Voicing my thoughts on political matters may not be on brand with my message of health, wellness, self-love, and recovery, and I am well aware that it may make me unpopular or causes individuals to unfollow me. Why have a platform at all if it isn’t going to be being utilized to its full potential. I am being honest this space is important to me. It has helped me to open up about my eating disorder and more towards healing. I am not sure how I would feel if it disappeared, but I am not living my truth or expressing myself fully by remaining quiet. As individuals we must speak up, be bold, brave, and challenge ourselves to do scary things so we can grow. If we remain silent hatred will become the norm and that is not a world I want my children or anyone for that matter to struggle in.
I challenge you to dig deep for the strength to speak up and support those that are fighting to make this world a better place. We can move mountains when we support one another. Whether you are coming from a platform with tons of followers or a corner of the world that nobodies ever heard of – YOUR VOICE MATTERS & YOU BELONG IN THE CONVERSATION. Big or small gestures of kindness, support, and love are important…now more than ever!

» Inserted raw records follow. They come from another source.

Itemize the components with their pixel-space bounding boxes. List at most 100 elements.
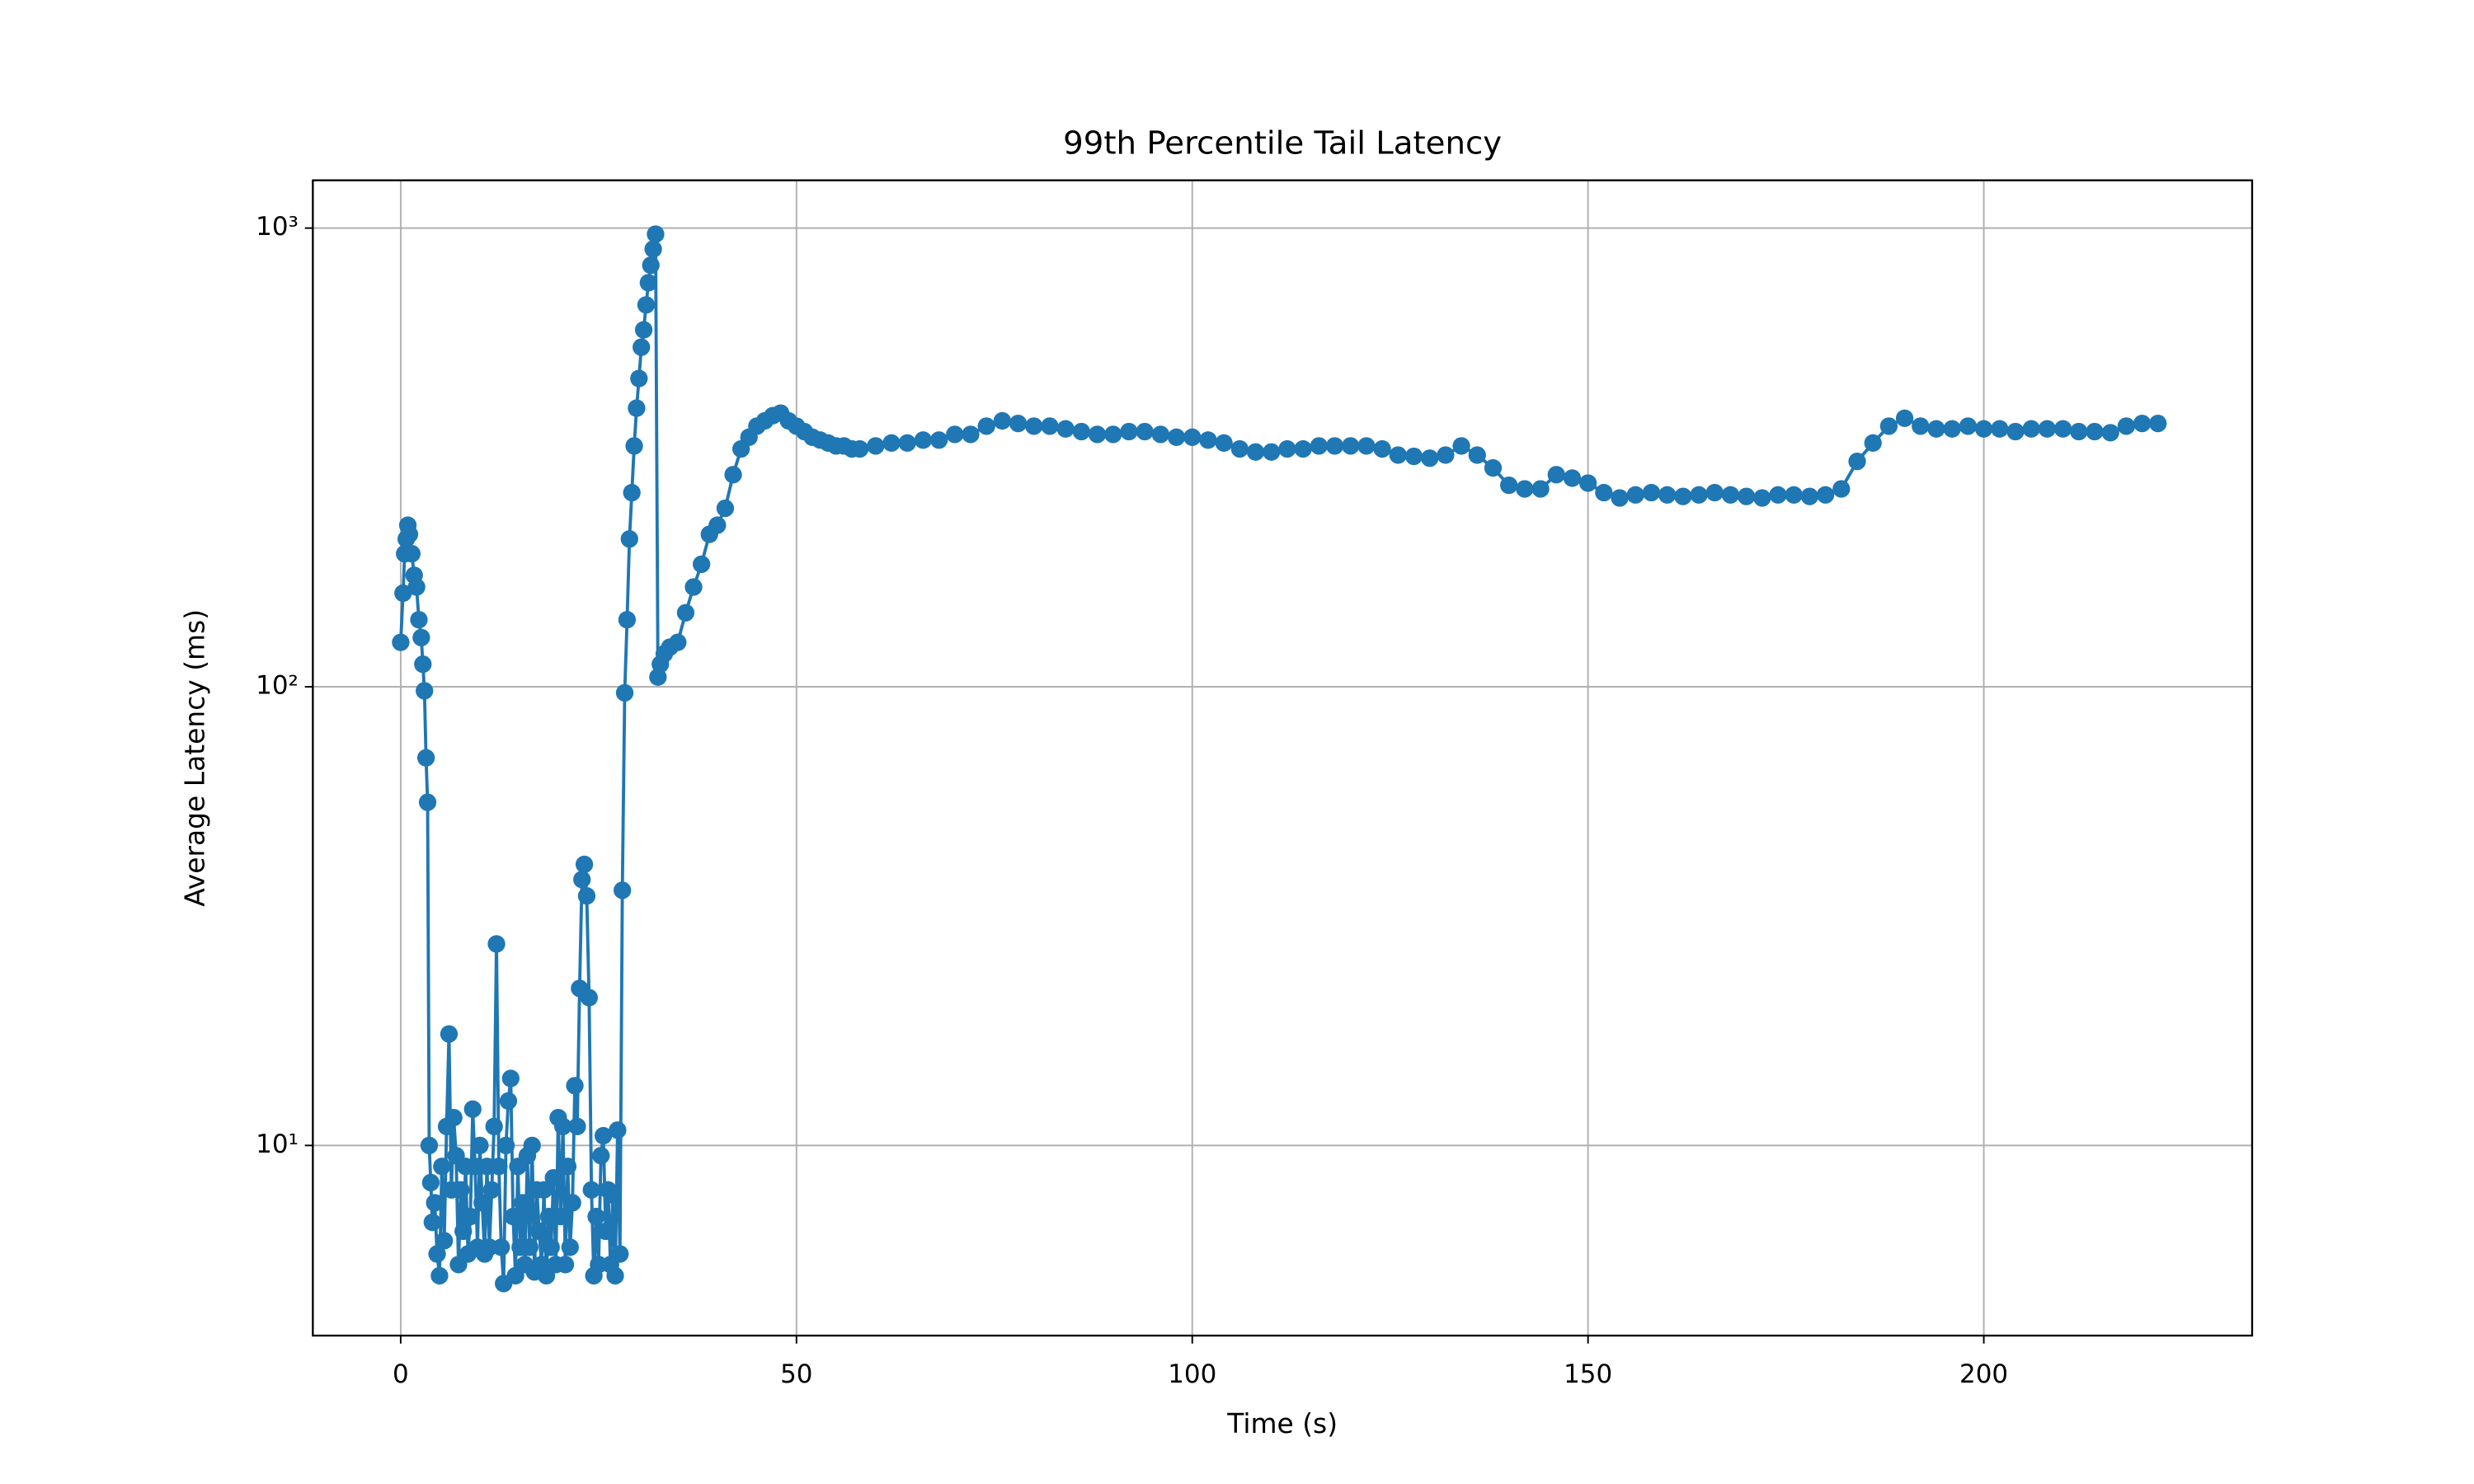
data-point	[1642, 483, 1661, 502]
data-point	[552, 1207, 570, 1226]
data-point	[1357, 437, 1376, 455]
data-point	[630, 369, 648, 387]
data-point	[625, 437, 643, 455]
data-point	[1373, 439, 1391, 458]
data-point	[1230, 439, 1249, 458]
data-point	[644, 240, 662, 258]
data-point	[1785, 486, 1803, 504]
data-point	[946, 425, 964, 444]
data-point	[1832, 480, 1851, 498]
data-point	[463, 1100, 482, 1118]
data-point	[2086, 422, 2104, 441]
data-point	[496, 1136, 515, 1155]
data-point	[642, 256, 660, 275]
data-point	[1547, 466, 1565, 484]
data-point	[473, 1194, 492, 1212]
data-point	[407, 578, 426, 596]
data-point	[514, 1194, 532, 1212]
data-point	[1690, 486, 1708, 504]
data-point	[1009, 414, 1028, 433]
data-point	[676, 603, 695, 622]
data-point	[1294, 439, 1312, 458]
data-point	[628, 399, 646, 417]
data-point	[412, 628, 430, 647]
data-point	[2022, 420, 2040, 438]
data-point	[2006, 422, 2025, 441]
data-point	[542, 1238, 560, 1256]
data-point	[485, 1117, 503, 1135]
data-point	[523, 1136, 541, 1155]
data-point	[1342, 437, 1360, 455]
data-point	[1912, 417, 1930, 435]
data-point	[604, 1186, 622, 1205]
data-point	[461, 1207, 480, 1226]
data-point	[634, 321, 653, 339]
y-axis-label: Average Latency (ms)	[179, 609, 211, 907]
data-point	[2133, 414, 2152, 433]
data-point	[394, 584, 412, 603]
data-point	[561, 1238, 579, 1256]
y-tick-label: 10²	[256, 671, 299, 701]
data-point	[1437, 446, 1455, 464]
data-point	[1404, 447, 1423, 466]
data-point	[637, 296, 656, 314]
data-point	[1579, 474, 1597, 492]
data-point	[2038, 420, 2057, 438]
data-point	[563, 1194, 581, 1212]
data-point	[430, 1266, 449, 1285]
data-point	[575, 855, 594, 874]
data-point	[669, 633, 687, 651]
data-point	[520, 1238, 539, 1256]
data-point	[850, 439, 869, 458]
data-point	[433, 1158, 451, 1176]
data-point	[499, 1092, 518, 1111]
data-point	[554, 1117, 572, 1135]
data-point	[1753, 489, 1771, 507]
x-tick-label: 50	[780, 1360, 812, 1389]
data-point	[639, 274, 657, 292]
data-point	[490, 1158, 508, 1176]
data-point	[577, 887, 596, 905]
data-point	[1263, 443, 1281, 461]
x-tick-label: 0	[393, 1360, 409, 1389]
data-point	[1025, 417, 1043, 435]
data-point	[1215, 434, 1233, 452]
data-point	[1626, 486, 1644, 504]
data-point	[471, 1136, 489, 1155]
data-point	[1167, 428, 1186, 446]
data-point	[1120, 422, 1138, 441]
data-point	[647, 225, 665, 243]
data-point	[594, 1126, 613, 1145]
data-point	[993, 411, 1012, 430]
data-point	[1879, 417, 1898, 435]
x-tick-label: 200	[1959, 1360, 2008, 1389]
data-point	[1848, 452, 1866, 471]
data-point	[582, 1181, 600, 1199]
data-point	[1895, 409, 1914, 427]
y-tick-label: 10³	[256, 212, 299, 242]
data-point	[1658, 486, 1677, 504]
data-point	[1246, 443, 1265, 461]
data-point	[684, 578, 703, 596]
data-point	[420, 1136, 439, 1155]
data-point	[1943, 420, 1961, 438]
data-point	[402, 545, 421, 563]
data-point	[556, 1256, 575, 1274]
data-point	[544, 1168, 562, 1187]
data-point	[615, 683, 634, 702]
data-point	[618, 611, 637, 629]
data-point	[416, 682, 434, 700]
data-point	[1183, 428, 1202, 446]
data-point	[596, 1222, 615, 1241]
data-point	[1611, 489, 1629, 507]
data-point	[609, 1121, 627, 1139]
data-point	[1595, 483, 1613, 502]
data-point	[1531, 480, 1550, 498]
data-point	[606, 1266, 624, 1285]
data-point	[587, 1207, 605, 1226]
data-point	[977, 417, 995, 435]
data-point	[487, 935, 506, 953]
data-point	[1136, 422, 1154, 441]
data-point	[1310, 437, 1328, 455]
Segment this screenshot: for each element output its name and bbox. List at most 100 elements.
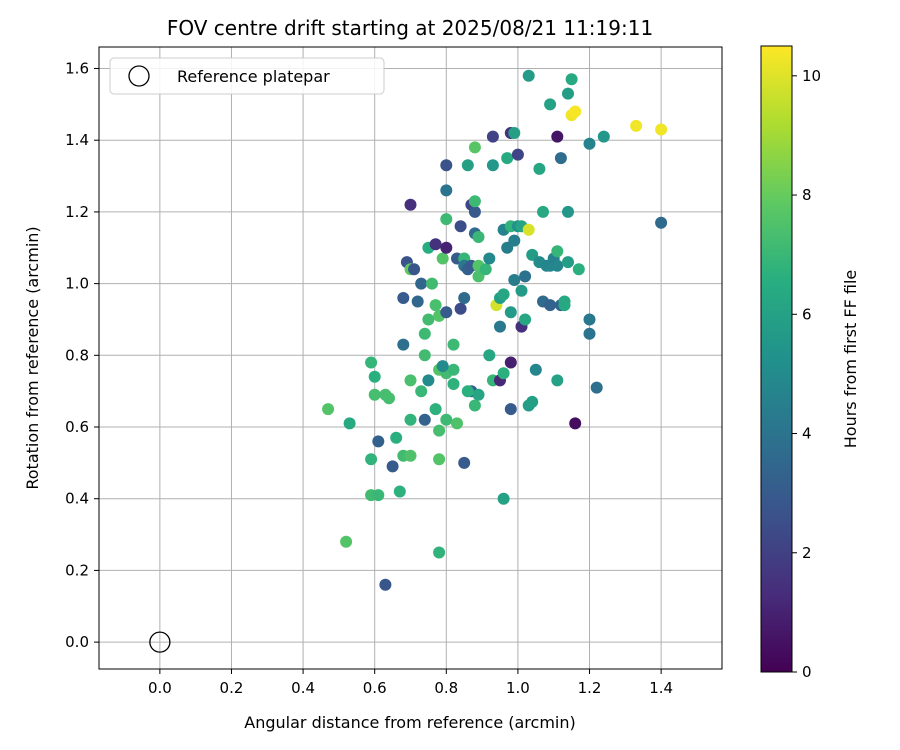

*Hard to believe that this conversation started in my head because I was struggling with whether or not to post a picture with the words “I Stand with Ilhan”. Reality checks can sneak up on your like that. I was so caught up in what other people would think of the picture, that I failed to recognize that I was diminishing my ability to fully step into my own power and disengage from the opinions of others. I have been working really hard to stop focusing on what other people think of me and waiting for their approval. One does not change their people pleasing ways overnight. I will gladly remain a work in progress as long as there is progress. Not everyone will understand my journey and that is alright, it is mine to traverse not their’s.